La Saab s’engouffre le plus loin dans la vallée encaissée d’Itala. Je n’aime pas ce lieu escarpé où la lumière semble contenue, oppressée par une campagne à demi-abandonnée qui respire l’exil. Les bâtisses accrochées aux flancs escarpés me donnent le vertige. Sur une route improbable, deux vieilles nous envoient en nous recommandant bien de leur ramener une part du trésor si nous le trouvons. Nous n’irons pas bien loin, les escaliers se perdent dans un fouillis insondable de bambou et de vieilles branches découpées à la faveur des campagnes adjacentes. C’est une fausse piste. J’ai beau lever les yeux, aucune trace n’arrête mon œil. Il faut quitter ce lieu sinistre qui m’accable et prévient mon ascension.
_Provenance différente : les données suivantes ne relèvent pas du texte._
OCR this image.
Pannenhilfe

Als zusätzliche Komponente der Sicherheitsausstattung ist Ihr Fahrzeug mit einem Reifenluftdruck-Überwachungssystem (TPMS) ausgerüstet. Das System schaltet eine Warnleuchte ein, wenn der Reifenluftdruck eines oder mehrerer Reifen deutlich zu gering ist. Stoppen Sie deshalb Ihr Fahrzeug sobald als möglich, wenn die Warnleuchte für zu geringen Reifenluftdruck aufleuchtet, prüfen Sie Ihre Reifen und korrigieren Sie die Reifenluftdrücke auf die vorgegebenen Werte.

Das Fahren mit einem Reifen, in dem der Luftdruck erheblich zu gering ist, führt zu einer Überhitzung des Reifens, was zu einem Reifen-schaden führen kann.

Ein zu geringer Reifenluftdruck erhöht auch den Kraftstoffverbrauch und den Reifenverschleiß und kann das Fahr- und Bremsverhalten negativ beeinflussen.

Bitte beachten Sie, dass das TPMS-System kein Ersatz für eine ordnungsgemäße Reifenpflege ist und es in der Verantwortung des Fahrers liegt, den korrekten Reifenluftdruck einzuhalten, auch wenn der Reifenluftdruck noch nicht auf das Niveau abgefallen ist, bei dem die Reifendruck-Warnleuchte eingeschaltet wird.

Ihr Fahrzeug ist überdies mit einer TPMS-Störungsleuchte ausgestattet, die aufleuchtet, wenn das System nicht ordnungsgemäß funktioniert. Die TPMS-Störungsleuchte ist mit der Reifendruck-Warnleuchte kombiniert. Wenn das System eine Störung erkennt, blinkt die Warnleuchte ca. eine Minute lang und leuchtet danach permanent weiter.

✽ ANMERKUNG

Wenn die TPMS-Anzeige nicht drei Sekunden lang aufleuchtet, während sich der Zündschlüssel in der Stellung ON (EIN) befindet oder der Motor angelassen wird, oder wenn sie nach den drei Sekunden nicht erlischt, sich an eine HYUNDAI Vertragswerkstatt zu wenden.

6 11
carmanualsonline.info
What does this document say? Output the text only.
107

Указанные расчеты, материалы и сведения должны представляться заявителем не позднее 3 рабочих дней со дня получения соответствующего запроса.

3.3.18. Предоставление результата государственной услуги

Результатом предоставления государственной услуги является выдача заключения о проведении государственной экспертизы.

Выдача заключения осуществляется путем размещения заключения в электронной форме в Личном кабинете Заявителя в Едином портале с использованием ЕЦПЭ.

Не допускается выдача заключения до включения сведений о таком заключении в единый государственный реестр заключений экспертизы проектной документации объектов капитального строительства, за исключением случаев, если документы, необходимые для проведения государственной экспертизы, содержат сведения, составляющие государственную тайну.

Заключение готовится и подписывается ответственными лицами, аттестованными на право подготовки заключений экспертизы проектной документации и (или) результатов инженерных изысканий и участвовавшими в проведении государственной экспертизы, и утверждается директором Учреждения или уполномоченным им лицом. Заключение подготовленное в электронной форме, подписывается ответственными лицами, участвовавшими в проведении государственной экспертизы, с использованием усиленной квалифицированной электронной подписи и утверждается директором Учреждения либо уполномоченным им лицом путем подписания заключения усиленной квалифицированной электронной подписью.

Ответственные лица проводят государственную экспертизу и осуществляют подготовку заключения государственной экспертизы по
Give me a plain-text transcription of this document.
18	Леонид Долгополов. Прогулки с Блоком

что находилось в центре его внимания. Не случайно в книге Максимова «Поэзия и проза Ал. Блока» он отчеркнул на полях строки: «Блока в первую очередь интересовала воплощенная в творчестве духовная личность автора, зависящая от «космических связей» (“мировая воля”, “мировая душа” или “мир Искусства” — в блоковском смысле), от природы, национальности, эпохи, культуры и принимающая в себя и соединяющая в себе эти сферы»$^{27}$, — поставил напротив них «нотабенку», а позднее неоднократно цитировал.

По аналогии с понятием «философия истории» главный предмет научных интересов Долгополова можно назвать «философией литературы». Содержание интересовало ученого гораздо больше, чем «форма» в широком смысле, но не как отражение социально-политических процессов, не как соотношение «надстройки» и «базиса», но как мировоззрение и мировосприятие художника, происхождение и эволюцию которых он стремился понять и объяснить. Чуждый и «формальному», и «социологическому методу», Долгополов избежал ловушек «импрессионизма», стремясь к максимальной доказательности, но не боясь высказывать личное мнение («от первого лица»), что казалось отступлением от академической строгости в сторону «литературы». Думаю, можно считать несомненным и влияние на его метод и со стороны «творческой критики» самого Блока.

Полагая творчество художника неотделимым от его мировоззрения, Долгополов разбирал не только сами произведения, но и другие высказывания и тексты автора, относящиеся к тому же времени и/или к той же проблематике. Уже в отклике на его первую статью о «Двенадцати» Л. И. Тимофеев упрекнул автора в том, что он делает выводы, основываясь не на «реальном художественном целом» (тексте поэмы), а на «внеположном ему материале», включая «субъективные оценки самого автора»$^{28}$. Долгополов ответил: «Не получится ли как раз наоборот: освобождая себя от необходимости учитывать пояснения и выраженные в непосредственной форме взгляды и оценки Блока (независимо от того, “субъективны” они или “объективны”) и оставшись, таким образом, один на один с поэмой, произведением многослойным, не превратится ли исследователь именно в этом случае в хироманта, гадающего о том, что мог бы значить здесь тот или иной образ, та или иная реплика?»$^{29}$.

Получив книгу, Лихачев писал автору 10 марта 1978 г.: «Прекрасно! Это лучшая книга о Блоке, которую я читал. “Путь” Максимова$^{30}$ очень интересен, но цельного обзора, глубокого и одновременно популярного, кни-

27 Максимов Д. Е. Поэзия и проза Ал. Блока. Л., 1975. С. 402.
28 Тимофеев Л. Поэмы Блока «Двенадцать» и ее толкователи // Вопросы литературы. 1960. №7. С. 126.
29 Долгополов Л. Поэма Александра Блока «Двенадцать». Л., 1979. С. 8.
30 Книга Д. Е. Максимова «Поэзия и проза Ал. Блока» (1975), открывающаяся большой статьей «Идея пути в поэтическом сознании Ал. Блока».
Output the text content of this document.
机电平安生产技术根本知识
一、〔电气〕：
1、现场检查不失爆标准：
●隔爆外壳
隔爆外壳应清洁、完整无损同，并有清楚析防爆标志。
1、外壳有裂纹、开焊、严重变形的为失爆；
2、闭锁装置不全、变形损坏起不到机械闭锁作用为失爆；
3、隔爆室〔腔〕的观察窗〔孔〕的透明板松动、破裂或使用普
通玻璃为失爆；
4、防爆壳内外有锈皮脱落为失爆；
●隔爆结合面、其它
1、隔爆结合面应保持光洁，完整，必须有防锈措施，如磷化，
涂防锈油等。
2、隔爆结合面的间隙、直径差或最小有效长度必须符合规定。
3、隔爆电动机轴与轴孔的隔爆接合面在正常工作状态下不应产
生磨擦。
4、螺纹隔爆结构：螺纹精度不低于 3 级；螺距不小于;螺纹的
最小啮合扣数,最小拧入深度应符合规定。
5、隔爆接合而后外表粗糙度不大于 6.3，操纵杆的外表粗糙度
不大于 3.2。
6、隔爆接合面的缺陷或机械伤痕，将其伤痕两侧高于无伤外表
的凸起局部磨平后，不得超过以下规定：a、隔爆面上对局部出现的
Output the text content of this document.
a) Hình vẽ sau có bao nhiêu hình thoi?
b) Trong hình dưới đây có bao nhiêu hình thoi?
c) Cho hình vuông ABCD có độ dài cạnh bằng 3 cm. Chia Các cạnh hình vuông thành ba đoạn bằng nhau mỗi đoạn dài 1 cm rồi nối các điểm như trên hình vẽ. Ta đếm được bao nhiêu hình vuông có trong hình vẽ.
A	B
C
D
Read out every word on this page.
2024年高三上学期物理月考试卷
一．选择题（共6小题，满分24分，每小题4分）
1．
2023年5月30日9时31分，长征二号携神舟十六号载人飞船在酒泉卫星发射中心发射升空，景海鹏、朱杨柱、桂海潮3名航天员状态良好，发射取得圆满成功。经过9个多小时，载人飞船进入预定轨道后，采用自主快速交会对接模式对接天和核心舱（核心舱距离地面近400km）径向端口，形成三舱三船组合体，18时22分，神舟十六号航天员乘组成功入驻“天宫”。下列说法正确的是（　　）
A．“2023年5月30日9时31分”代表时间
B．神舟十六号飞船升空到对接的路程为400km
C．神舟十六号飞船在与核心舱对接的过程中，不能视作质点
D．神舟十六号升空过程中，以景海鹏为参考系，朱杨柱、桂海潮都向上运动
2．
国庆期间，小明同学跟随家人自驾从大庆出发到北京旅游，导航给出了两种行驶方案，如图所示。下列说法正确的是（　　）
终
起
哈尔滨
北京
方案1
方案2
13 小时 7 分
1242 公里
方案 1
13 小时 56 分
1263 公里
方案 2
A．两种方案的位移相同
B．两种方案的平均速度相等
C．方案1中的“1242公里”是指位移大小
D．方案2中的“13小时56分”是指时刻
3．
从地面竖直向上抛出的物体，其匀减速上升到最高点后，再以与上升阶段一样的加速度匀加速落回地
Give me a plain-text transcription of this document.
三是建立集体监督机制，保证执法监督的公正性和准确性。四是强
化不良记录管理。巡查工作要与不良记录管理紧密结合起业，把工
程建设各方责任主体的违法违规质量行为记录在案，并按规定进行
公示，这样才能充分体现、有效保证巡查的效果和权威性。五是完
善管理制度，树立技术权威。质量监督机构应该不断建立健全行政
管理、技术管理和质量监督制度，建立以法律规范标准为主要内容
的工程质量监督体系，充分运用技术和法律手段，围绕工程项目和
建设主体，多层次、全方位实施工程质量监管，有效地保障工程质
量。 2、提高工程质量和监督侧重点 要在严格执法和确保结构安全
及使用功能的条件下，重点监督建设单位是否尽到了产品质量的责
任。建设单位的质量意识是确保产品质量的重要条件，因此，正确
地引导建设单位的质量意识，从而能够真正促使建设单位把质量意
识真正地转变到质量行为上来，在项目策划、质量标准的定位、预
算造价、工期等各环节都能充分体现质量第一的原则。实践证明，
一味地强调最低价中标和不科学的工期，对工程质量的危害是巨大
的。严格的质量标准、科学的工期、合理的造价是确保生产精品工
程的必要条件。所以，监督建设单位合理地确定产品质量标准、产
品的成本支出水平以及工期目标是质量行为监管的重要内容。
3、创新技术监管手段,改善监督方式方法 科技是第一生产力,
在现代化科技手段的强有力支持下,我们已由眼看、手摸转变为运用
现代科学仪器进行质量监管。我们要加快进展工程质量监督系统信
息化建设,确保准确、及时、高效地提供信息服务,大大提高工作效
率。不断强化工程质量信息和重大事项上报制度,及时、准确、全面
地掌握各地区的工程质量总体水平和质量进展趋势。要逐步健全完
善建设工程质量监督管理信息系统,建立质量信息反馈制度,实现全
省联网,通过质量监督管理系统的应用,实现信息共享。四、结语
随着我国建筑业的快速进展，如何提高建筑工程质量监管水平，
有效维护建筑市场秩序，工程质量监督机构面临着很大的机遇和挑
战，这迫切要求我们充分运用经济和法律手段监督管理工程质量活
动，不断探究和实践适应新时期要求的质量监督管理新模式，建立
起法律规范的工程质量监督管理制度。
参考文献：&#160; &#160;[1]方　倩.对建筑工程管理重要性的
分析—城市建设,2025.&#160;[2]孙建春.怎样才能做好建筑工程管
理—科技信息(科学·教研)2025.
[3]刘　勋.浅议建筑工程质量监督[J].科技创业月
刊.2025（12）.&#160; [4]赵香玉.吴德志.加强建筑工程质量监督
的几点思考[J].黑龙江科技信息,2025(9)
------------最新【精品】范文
Un détour par la mer et une autre ascension vers Ali, cette fois. Je laisse la Saab au premier panneau indiquant le Mont Scuderi. Nous marchons sous un ciel plombé. On peut voir le sommet mais aussi les nuages menaçants qui le prennent d’assaut. Nous décidons de continuer et il faudra en cours implorer la Sainte Vierge pour que la pluie battante cesse de tomber. Ce pauvre arbre ne suffit pas à contenir les féroces précipitations et c’est détrempé et pleins de gratitude que nous continuons notre route. De là où nous sommes, sans doute faut-il un quart d’heure de marche pour atteindre les sommets. Nous devrons marcher sous le vent et la pluie intermittente deux autres heures avant d’attaquer les derniers mètres de pierraille glissante dans un brouillard si épais que l’on n’y voit guère à plus de cinq mètres. La horde de chevaux sauvages ne s’étonne pas de nous voir redescendre du néant. Nous croisons miraculeusement un couple d’allemands envoyés là par l’effet du Saint Esprit, juste le temps de nous donner deux ou trois biscuits pour la route avant de disparaître à nouveau dans les pics. Nous avons marché plus de cinq heures dans un air moite et glissant. Le sommet ne nous a pas gratifié de ses vues mais de cheminer sur ses flancs nous a donné des ailes et nettoyé des eaux vaseuses qui nous habitaient.
La pluie battante a laissé d’immenses miroirs sur la route du retour. Je suis plein d’énergie, d’autres ont brûlé toute la leur à la flamme du regret et du désaveu.
La pluie battante a laissé d’immenses miroirs sur la route du retour. Je suis plein d’énergie, d’autres ont brûlé toute la leur à la flamme du regret et du désaveu.
1 commentaire:
Well well well......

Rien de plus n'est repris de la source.